First-line drugs for hypertension
Published on July 8, 2009, this review reports the evidence from all randomized controlled trials (RCTs) comparing one of the 6 major drug classes, given first as part of stepped care therapy, with placebo or no treatment. It addresses the question: Which class of drugs is the best to give first-line for the management of patients with hypertension? 1
Findings: The review includes 24 RCTs involving 58,040 people. First-line low-dose thiazides reduce coronary heart disease events, ARR 1.1% [0.6, 1.5], whereas high-dose thiazides do not, ARR 0% [- 0.4, 0.5]. First-line low-dose thiazides (19,874 people) reduce mortality, ARR 1.2% [0.3, 2.0] and total cardiovascular (CV) events, ARR 3.9% [3.1, 4.7]. First-line beta-blockers (19,313 people) reduce total CV events, ARR 0.8% [0.2, 1.4], but not mortality. First-line angiotensin converting enzyme (ACE) inhibitors (6002 people) reduce mortality, ARR 2.3% [0.7, 3.8] and total CV events, ARR 4.8% [3.0, 6.6]. First-line calcium channel blockers (4,695 people) reduce total CV events, ARR 2.3% [1.1, 3.5], but not mortality. There were no trials for other classes.

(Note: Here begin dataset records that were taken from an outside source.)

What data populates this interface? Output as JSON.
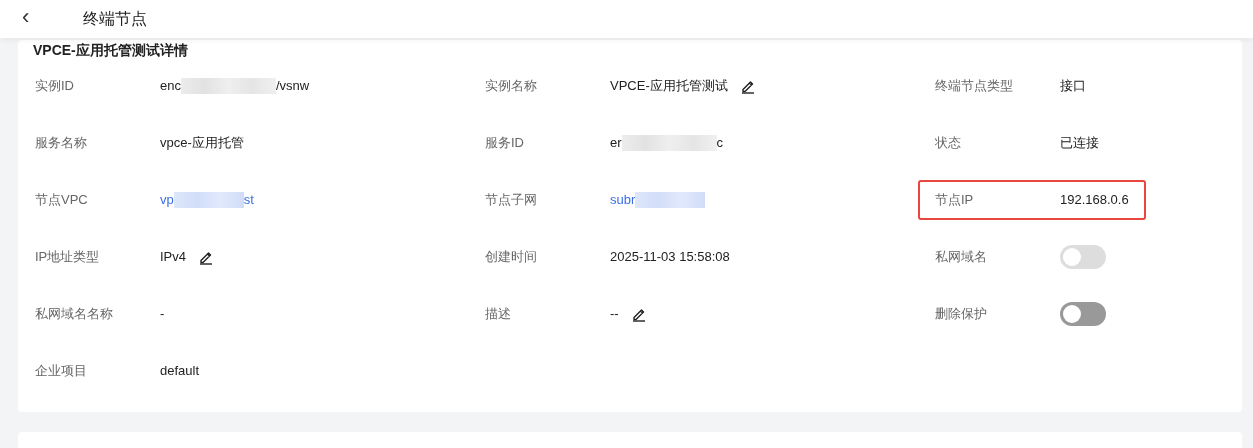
{
  "header": {
    "back_icon": "‹",
    "title": "终端节点"
  },
  "card": {
    "title": "VPCE-应用托管测试详情",
    "fields": [
      {
        "label": "实例ID",
        "kind": "masked",
        "value": "enc",
        "value_end": "/vsnw",
        "editable": false,
        "highlighted": false
      },
      {
        "label": "实例名称",
        "kind": "text",
        "value": "VPCE-应用托管测试",
        "editable": true,
        "highlighted": false
      },
      {
        "label": "终端节点类型",
        "kind": "text",
        "value": "接口",
        "editable": false,
        "highlighted": false
      },
      {
        "label": "服务名称",
        "kind": "text",
        "value": "vpce-应用托管",
        "editable": false,
        "highlighted": false
      },
      {
        "label": "服务ID",
        "kind": "masked",
        "value": "er",
        "value_end": "c",
        "editable": false,
        "highlighted": false
      },
      {
        "label": "状态",
        "kind": "text",
        "value": "已连接",
        "editable": false,
        "highlighted": false
      },
      {
        "label": "节点VPC",
        "kind": "masked_link",
        "value": "vp",
        "value_end": "st",
        "editable": false,
        "highlighted": false
      },
      {
        "label": "节点子网",
        "kind": "masked_link",
        "value": "subr",
        "editable": false,
        "highlighted": false
      },
      {
        "label": "节点IP",
        "kind": "text",
        "value": "192.168.0.6",
        "editable": false,
        "highlighted": true
      },
      {
        "label": "IP地址类型",
        "kind": "text",
        "value": "IPv4",
        "editable": true,
        "highlighted": false
      },
      {
        "label": "创建时间",
        "kind": "text",
        "value": "2025-11-03 15:58:08",
        "editable": false,
        "highlighted": false
      },
      {
        "label": "私网域名",
        "kind": "toggle",
        "on": false,
        "disabled": true,
        "highlighted": false
      },
      {
        "label": "私网域名名称",
        "kind": "text",
        "value": "-",
        "editable": false,
        "highlighted": false
      },
      {
        "label": "描述",
        "kind": "text",
        "value": "--",
        "editable": true,
        "highlighted": false
      },
      {
        "label": "删除保护",
        "kind": "toggle",
        "on": false,
        "disabled": false,
        "highlighted": false
      },
      {
        "label": "企业项目",
        "kind": "text",
        "value": "default",
        "editable": false,
        "highlighted": false
      }
    ]
  }
}
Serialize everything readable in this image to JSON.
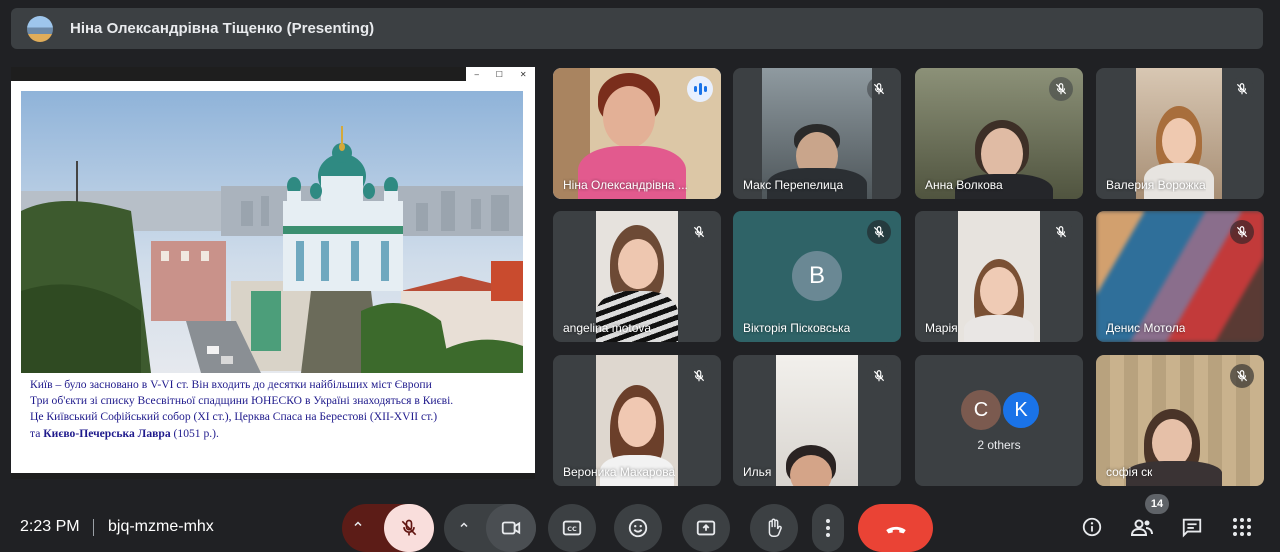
{
  "presenter_bar": {
    "title": "Ніна Олександрівна Тіщенко (Presenting)"
  },
  "slide": {
    "window_controls": [
      "–",
      "☐",
      "✕"
    ],
    "text_lines": [
      "Київ – було засновано  в V-VI ст. Він  входить до десятки найбільших міст Європи",
      "Три об'єкти зі списку Всесвітньої спадщини ЮНЕСКО в Україні знаходяться в Києві.",
      "Це Київський Софійський собор (XI ст.), Церква Спаса на Берестові (XII-XVII ст.)"
    ],
    "last_line_prefix": "та ",
    "last_line_bold": "Києво-Печерська Лавра",
    "last_line_suffix": " (1051 р.)."
  },
  "participants": [
    {
      "name": "Ніна Олександрівна ...",
      "speaking": true
    },
    {
      "name": "Макс Перепелица",
      "muted": true
    },
    {
      "name": "Анна Волкова",
      "muted": true
    },
    {
      "name": "Валерия Ворожка",
      "muted": true
    },
    {
      "name": "angelina motova",
      "muted": true
    },
    {
      "name": "Вікторія Пісковська",
      "muted": true,
      "initial": "В"
    },
    {
      "name": "Марія",
      "muted": true
    },
    {
      "name": "Денис Мотола",
      "muted": true
    },
    {
      "name": "Вероника Макарова",
      "muted": true
    },
    {
      "name": "Илья",
      "muted": true
    },
    {
      "name": "софія ск",
      "muted": true
    }
  ],
  "others_tile": {
    "initials": [
      "C",
      "K"
    ],
    "colors": [
      "#7b5a4f",
      "#1a73e8"
    ],
    "label": "2 others"
  },
  "bottom_bar": {
    "time": "2:23 PM",
    "meeting_code": "bjq-mzme-mhx",
    "participant_count": "14",
    "controls": [
      "mic-options",
      "mic-toggle",
      "camera-options",
      "camera-toggle",
      "captions",
      "reactions",
      "present",
      "raise-hand",
      "more-options",
      "leave-call"
    ],
    "right_icons": [
      "info-icon",
      "people-icon",
      "chat-icon",
      "activities-icon"
    ],
    "leave_color": "#ea4335",
    "mic_off_color": "#f9dedc"
  }
}
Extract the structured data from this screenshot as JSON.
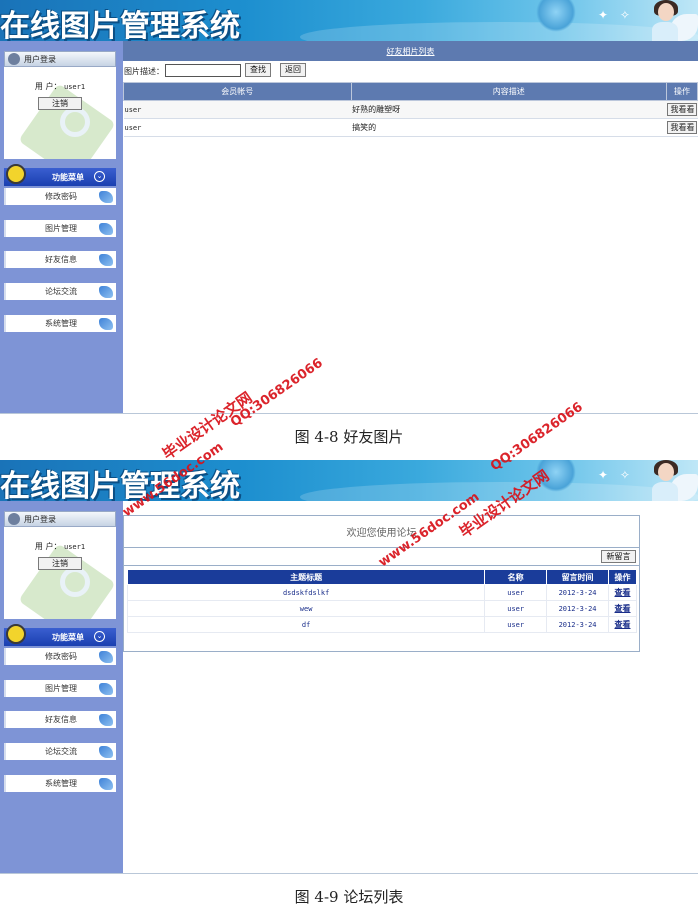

Conclusion: First-line low-dose thiazides reduce all morbidity and mortality outcomes. First-line ACE inhibitors and calcium channel blockers (CCBs) may be similarly effective but the evidence is less robust (wider confidence intervals). First-line high-dose thiazides and first-line beta-blockers are inferior to first-line low-dose thiazides.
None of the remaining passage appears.